İnfazı güçlendiren şüpheler
Kadir Aktar’ın ölümüne ilişkin son yaşanan gelişmeler için “Bunlar artık bizi şüpheden öteye götürüyor” değerlendirmesi yapan aile avukatı Ahmet Atalay, yaşananları madde madde sıralıyor:

Sondan başlarsak, bizim üzerinde önemle durduğumuz şey olay gününe ait görüntüler. Ve iki ay sonra nihayet bilirkişiye ulaşabilen DVD kırık. Bu zaten başından itibaren mevcut olan şüphelerimizi arttırdı.

 

Saklanan bir şey mi var?
Son olarak öğrendiğimize göre Kadir Aktar tam 23 kez -ki bunlar ulaşabildiklerimiz- hastaneye götürülmüş. Kanuna göre cezaevinde bulunan çocuk mahpus hastaneye ‘psikiyatrik muayene’ye götürüldüğünde bunun aileye haber verilmiş olması gerekiyor, ancak Aktar’ın ailesine bu konuda da bir bilgilendirme yapılmadı.
Kayıtlara göre Kadir Aktar aşağı yukarı her 15 günde bir hastaneye götürülmüş. Bu neredeyse bütün cezaevi sürecini karantina koğuşunda geçirmesi demek. Ki burada sistematik bir baskının olduğu anlaşılıyor.
Daha da geri sararsak Kadir, polisin hayatını kaybettiği olaydan 1 gün önce yaşanan başka bir olay nedeniyle ikinci kez, 7 ay sonra, gözaltına alındı. Kadir, tahliye olduğu gün ortaya çıkan ve tutuklanmasına neden olan dosyada hiçbir somut delil yok, buna rağmen tutuklanması bizim için son derece manidar bir şüphe oluşturmakta.
Gözaltına alındığı gece darba maruz kaldığı ortada, polis tutanaklarında ise ‘Ben gelmiyorum’ demiş, direnmiş, merdivenlerden indirilirken kafasını duvarlara vurmuş. Zorluk çıkardığı için de ‘Kendisine orantılı olarak güç kullanılmış’, yazıyordu. Oysa bizim elimizde olay gününe ait görüntüler var ve bu görüntülerde ne Kadir bir zorluk çıkarıyor ne de herhangi bir yerinde darp izi var. Hastane kayıtları da bunu doğruluyor, bu konuda gerekli suç duyurularını yaptık.
Kadir 2-3 ay, bilemedin 4 ay sonra tahliye olacağını bildiği bir dosyadan cezaevine giriyor ve bir gün sonra ne yazık ki ölüm haberi geliyor. Ki ön otopsi raporunda bacak ve kollarında iç kanamalar tespit edilmişti. Bütün bu saydıklarımız artık şüphelerimizi şüphenin ötesine götürdü.
‘Şüpheler ivedilikle aydınlatılmalı’
Atalay, tüm şüpheleri sıraladıktan sonra şu değerlendirmeyi yapıyor:

Bütün bu noktalar yan yana konulduğunda, Kadir Aktar’ın başına gelen acı hadisenin asla ama asla bireysel bir karar verilerek bir intihar vakası olduğunu düşünmüyoruz. Burada elimizdeki bulguların hepsi Kadir’in çok ciddi bir baskıya maruz kaldığını, tutuklandığı gün de dahil olmak üzere birtakım cebir, birtakım darba maruz kaldığının apaçık gösteriyor. Tüm bu olanlar bizim şüphelerimizi artık şüphe olmaktan çıkartıyor.

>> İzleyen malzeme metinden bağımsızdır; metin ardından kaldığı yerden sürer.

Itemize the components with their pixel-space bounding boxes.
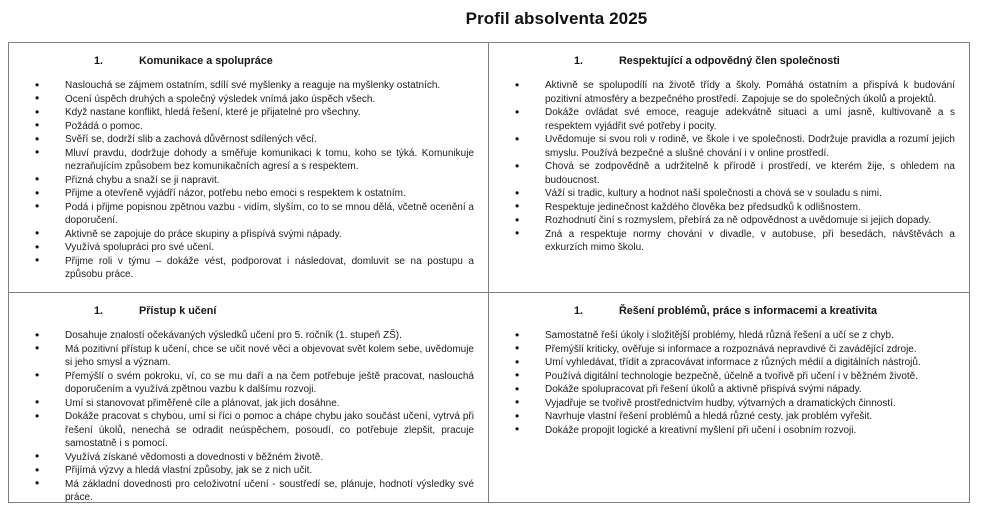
- list-item: • Zná a respektuje normy chování v divadle, v autobuse, při besedách, návštěvách a exkurzích mimo školu.: [515, 228, 955, 255]
- page-title: Profil absolventa 2025: [465, 9, 648, 28]
- section-heading: [574, 55, 951, 67]
- section-title: Komunikace a spolupráce: [139, 55, 273, 67]
- section-learning: [9, 293, 489, 503]
- list-item: • Svěří se, dodrží slib a zachová důvěrnost sdílených věcí.: [35, 133, 474, 147]
- list-item: • Samostatně řeší úkoly i složitější problémy, hledá různá řešení a učí se z chyb.: [515, 329, 955, 343]
- list-item: • Respektuje jedinečnost každého člověka bez předsudků k odlišnostem.: [515, 201, 955, 215]
- bullet-list: [489, 329, 969, 437]
- list-item: • Požádá o pomoc.: [35, 120, 474, 134]
- list-item: • Aktivně se zapojuje do práce skupiny a přispívá svými nápady.: [35, 228, 474, 242]
- bullet-list: [9, 79, 488, 282]
- list-item: • Když nastane konflikt, hledá řešení, které je přijatelné pro všechny.: [35, 106, 474, 120]
- list-item: • Přijme roli v týmu – dokáže vést, podporovat i následovat, domluvit se na postupu a způsobu práce.: [35, 255, 474, 282]
- section-number: 1.: [574, 55, 584, 67]
- list-item: • Navrhuje vlastní řešení problémů a hledá různé cesty, jak problém vyřešit.: [515, 410, 955, 424]
- section-society: [489, 43, 969, 293]
- list-item: • Dosahuje znalostí očekávaných výsledků učení pro 5. ročník (1. stupeň ZŠ).: [35, 329, 474, 343]
- list-item: • Dokáže spolupracovat při řešení úkolů a aktivně přispívá svými nápady.: [515, 383, 955, 397]
- list-item: • Aktivně se spolupodílí na životě třídy a školy. Pomáhá ostatním a přispívá k budování pozitivní atmosféry a bezpečného prostředí. Zapojuje se do společných úkolů a projektů.: [515, 79, 955, 106]
- list-item: • Mluví pravdu, dodržuje dohody a směřuje komunikaci k tomu, koho se týká. Komunikuje nezraňujícím způsobem bez komunikačních agresí a s respektem.: [35, 147, 474, 174]
- section-number: 1.: [94, 305, 104, 317]
- list-item: • Chová se zodpovědně a udržitelně k přírodě i prostředí, ve kterém žije, s ohledem na budoucnost.: [515, 160, 955, 187]
- list-item: • Přijímá výzvy a hledá vlastní způsoby, jak se z nich učit.: [35, 464, 474, 478]
- list-item: • Dokáže pracovat s chybou, umí si říci o pomoc a chápe chybu jako součást učení, vytrvá při řešení úkolů, nenechá se odradit neúspěchem, posoudí, co potřebuje zlepšit, pracuje samostatně i s pomocí.: [35, 410, 474, 451]
- bullet-list: [9, 329, 488, 503]
- section-heading: [94, 305, 470, 317]
- list-item: • Používá digitální technologie bezpečně, účelně a tvořivě při učení i v běžném životě.: [515, 370, 955, 384]
- list-item: • Přemýšlí o svém pokroku, ví, co se mu daří a na čem potřebuje ještě pracovat, naslouchá doporučením a využívá zpětnou vazbu k dalšímu rozvoji.: [35, 370, 474, 397]
- section-heading: [94, 55, 470, 67]
- section-title: Přístup k učení: [139, 305, 217, 317]
- list-item: • Rozhodnutí činí s rozmyslem, přebírá za ně odpovědnost a uvědomuje si jejich dopady.: [515, 214, 955, 228]
- list-item: • Má základní dovednosti pro celoživotní učení - soustředí se, plánuje, hodnotí výsledky své práce.: [35, 478, 474, 504]
- list-item: • Využívá získané vědomosti a dovednosti v běžném životě.: [35, 451, 474, 465]
- list-item: • Umí si stanovovat přiměřené cíle a plánovat, jak jich dosáhne.: [35, 397, 474, 411]
- list-item: • Umí vyhledávat, třídit a zpracovávat informace z různých médií a digitálních nástrojů.: [515, 356, 955, 370]
- list-item: • Dokáže propojit logické a kreativní myšlení při učení i osobním rozvoji.: [515, 424, 955, 438]
- section-heading: [574, 305, 951, 317]
- list-item: • Využívá spolupráci pro své učení.: [35, 241, 474, 255]
- list-item: • Má pozitivní přístup k učení, chce se učit nové věci a objevovat svět kolem sebe, uvědomuje si jeho smysl a význam.: [35, 343, 474, 370]
- list-item: • Přemýšlí kriticky, ověřuje si informace a rozpoznává nepravdivé či zavádějící zdroje.: [515, 343, 955, 357]
- section-title: Respektující a odpovědný člen společnosti: [619, 55, 840, 67]
- section-number: 1.: [94, 55, 104, 67]
- profile-grid: [8, 42, 970, 503]
- list-item: • Přizná chybu a snaží se ji napravit.: [35, 174, 474, 188]
- list-item: • Váží si tradic, kultury a hodnot naší společnosti a chová se v souladu s nimi.: [515, 187, 955, 201]
- list-item: • Dokáže ovládat své emoce, reaguje adekvátně situaci a umí jasně, kultivovaně a s respektem vyjádřit své potřeby i pocity.: [515, 106, 955, 133]
- bullet-list: [489, 79, 969, 255]
- list-item: • Ocení úspěch druhých a společný výsledek vnímá jako úspěch všech.: [35, 93, 474, 107]
- list-item: • Uvědomuje si svou roli v rodině, ve škole i ve společnosti. Dodržuje pravidla a rozumí jejich smyslu. Používá bezpečné a slušné chování i v online prostředí.: [515, 133, 955, 160]
- list-item: • Vyjadřuje se tvořivě prostřednictvím hudby, výtvarných a dramatických činností.: [515, 397, 955, 411]
- list-item: • Naslouchá se zájmem ostatním, sdílí své myšlenky a reaguje na myšlenky ostatních.: [35, 79, 474, 93]
- section-title: Řešení problémů, práce s informacemi a kreativita: [619, 305, 878, 317]
- section-problem-solving: [489, 293, 969, 503]
- section-number: 1.: [574, 305, 584, 317]
- list-item: • Přijme a otevřeně vyjádří názor, potřebu nebo emoci s respektem k ostatním.: [35, 187, 474, 201]
- section-communication: [9, 43, 489, 293]
- list-item: • Podá i přijme popisnou zpětnou vazbu - vidím, slyším, co to se mnou dělá, včetně ocenění a doporučení.: [35, 201, 474, 228]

O nedenle biz Kadir Aktar’ın intihar etmiş olduğunu düşünmüyoruz. İntihar olsa dahi onu buna götüren, intihara sürükleyen koşullar olduğunu düşünüyoruz. Ki TCK’nin 84. Maddesinde intihara yönlendirme suçu açıkça düzenlenmişti. Kadir Aktar hayatına kendi kendine son verecek bir insan değildir. Kadir Aktar’ı bu sürece götüren birden çok neden var biz bu nedenlerin peşindeyiz. Sadece bağımsız ve tarafsız bir yargı ile bu durumun ortaya çıkartılmasını istiyoruz, bu şüpheler ivedilikle aydınlatılmalı artık.
‘Oğlum Kürt olduğu için mi hedef oldu?’
“Bu artık şüphe de değil, öldürüldü benim çocuğum” diyen baba Cengiz Aktar ise adalet istiyor:

Oğlum tahliye oldu, sonra bir dosya var diye gelip aldılar. Ben kendi çocuğumu kendi ellerimle teslim ettim devletimizin polisine, onlara güvendim. Kapıda ‘Hoş geldiniz, çocuğum önce Allah’a sonra size emanet’ dedim. Yani ben kendi devletime güvenemeyeceksem, kime güveneyim? Çocuğumu ifade verip geleceği bir suçtan gece gelip aldılar, bir gün sonra da cenazesini verdiler bana. Çocuk zaten 7 ay içinde öldürülmüş, bize bir şey anlatmamış, anlatamamış.

7 ay boyunca ‘Oğlum var mı bir sıkıntın’ dedim, ‘Telefonlar dinleniyor’ diye işaret ediyordu, ‘Kendinize dikkat edin’ diyordu. Demek ki bundanmış, artık aileyle mi tehdit ediliyordu bilmiyorum. Polisin hayatını kaybettiği olayda vuran kişi belli, suçunu kabul etmiş. Kamera kayıtları da ortada. Benim oğlum neden suçlu ilan edildi, neden benim çocuğum hedef seçildi. Benim çocuğum kimliğinden dolayı, yani Kürt olduğu için mi hedef oldu. Ben de bu ülkenin bir evladı değil miyim?
‘İntihara kimse beni inandıramaz’
İçişleri Bakanı Süleyman Soylu’nun polisin hayatını kaybettiği olay sonrası “Gereği yapılacak” dediğini hatırlatan baba Aktar, sözlerine şunları ekliyor:

Bir vatandaş olarak İçişleri Bakanlığına, Cumhurbaşkanına, Adalet Bakanına sesleniyorum: Benim çocuğum için de gereken yapılacak mı? Birisi çıkıp bize de bunun açıklamasını yapsın, benim çocuğum niye öldü? Biz her yere koşuyoruz ki bir ipucu bulalım diye. İnsanlar bize ‘Bir şey çıkmaz, kimi kime şikayet edeceksiniz’ diyor. Adalet var mı? Benim hayat dolu, neşeli oğlum gitti. Evde kaldığı gece tıraş oldu, şakalar yaptı bizimle. ‘Baba bak, boyum uzadı, bıyıklarım da çıktı’ dedi. Benim oğlumun bıyıkları daha yeni çıkıyordu, yeni. Daha 17’sindeydi çocuktu. Hayat doluydu. İntihar ettiğine beni kimse inandıramaz. Ben biliyorum, oğlum geri gelmez. Ama başka Kadirler gitmesin diye uğraşıyorum.